AMO’s ® Name and Logo
A.M.O. is an acronym for “Feed My Lambs” in the Romance languages, in which the verb “amo” means “I love.”
- Apacienta Mis Ovejas
- Apascenta Minhas Ovelhas
AMO’s ® Mission
Build hope and vision in the next generation to influence the culture for Christ by:
- Producing an inspired, principle-based program that nurtures the whole child with truth, beauty and moral goodness
- Teaching the adults who disciple children how to reason with truth and use the curriculum
- Cultivating a Christian worldview, sensibilities and character in two generations
Please view our AMO® Program Power Point for more details.
AMO’s ® History
The AMO® Program was created in 2002 by Dr. Elizabeth Youmans, educator and founder of Chrysalis International. Burdened by the millions of at-risk children around the world and challenged by the failure of modern education to equip them with virtuous character and the ability to think and reason with truth, she designed the AMO® Program with enriched components that restore hope and the love of learning, while transforming the thinking and sensibilities of TWO GENERATIONS — children and those who disciple them.
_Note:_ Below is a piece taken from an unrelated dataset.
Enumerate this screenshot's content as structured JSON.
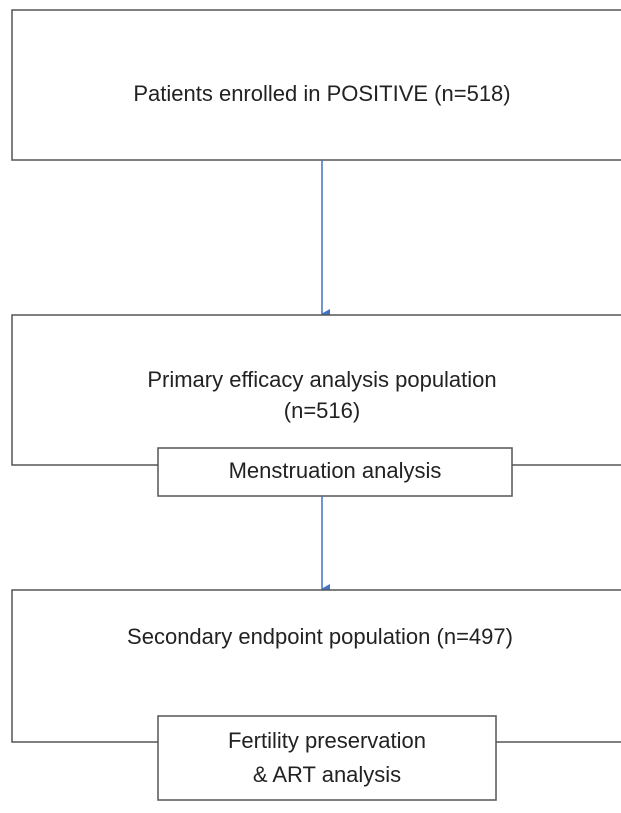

Inspired by Jesus’ command in John 21:15, “Do you truly love Me?…Feed My lambs,” she found the word “feed” in Greek portrays a wholistic view for nurturing children that goes far beyond providing physical food. It means “to nourish the inner man with spiritual food; to provide hope and good expectation; to delight; to cherish; to supply the eyes with beauty; to guard and protect; to tend with gentle care; and to lead to good pasture for sustained growth.”
This definition expresses AMO’s® educational philosophy. Jesus showed His love for children and taught us that “they are the greatest in the kingdom of God.” AMO® is a program that uses biblical methods rooted in the Christian view of the child, which call forth the full potential of each child in Christ. Please view our Christian View of Children Power Point for more details.
The Program has been successfully planted in over 25 countries. Curricular units are still being written and translated for use in the nations in English, Spanish, Portuguese, and French.